I think this one was always going to stick because Trump doesn't like booze. Annoying, but here we are.
Scotch is also the blue-coded whisky; Bourbon and Rye are the red tribe hard liquors of choice.
What's maximally red-coded? Probably Jack Daniels?
I feel like an upscale liquor shelf kind of supersedes the tribes. I would be equally unsurprised to see BTAC bottles at a car dealer's home in the suburbs as an academic's bungalow in the city.

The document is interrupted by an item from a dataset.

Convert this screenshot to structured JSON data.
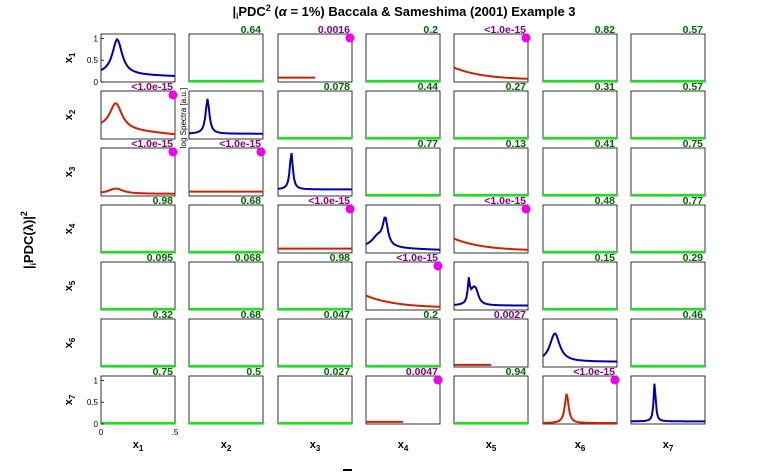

American Whiskey, regardless of price- Red
Scotch- Blue, but maybe a conservative blue
Other expensive imported whiskey- Black
Nice non-craft beer(the stuff labeled ‘imports’ regardless of country of origin)- red
Craft beer- blue
Cheap beer(‘domestics’)- Hispanic
Vodka- pure alcoholic
I would say the maximally red coded alcohol is probably shiner, yuengling, or some other premium but domestic beer with a strong regional distribution pattern, narrowly followed by jack and coke(which in my dialect could be any American whiskey and any dark soda- budget brands, Pepsi, Dr Pepper, etc).
Yuengling is, in some circles, more disliked by craft beer snobs than even Bud/Coors/Miller, due to the pro-Trump/anti-union stance of the owner. Should unions ever shift to be more right-leaning, I'll be watching the discourse with great interest.
Unions are shifting to be more right leaning- they supported Trump in the last election.
Yeah, that's why I'm wondering if the shift will eventually lead to, "Well, Yuengling is anti-union, which we now like, but still pro-Trump, which is bad."
Unions are so popular that I’m wondering if it’ll be more of a ‘republicans are only pretending to be pro-union/democrats are arrogantly imposing instead of listening to unions’.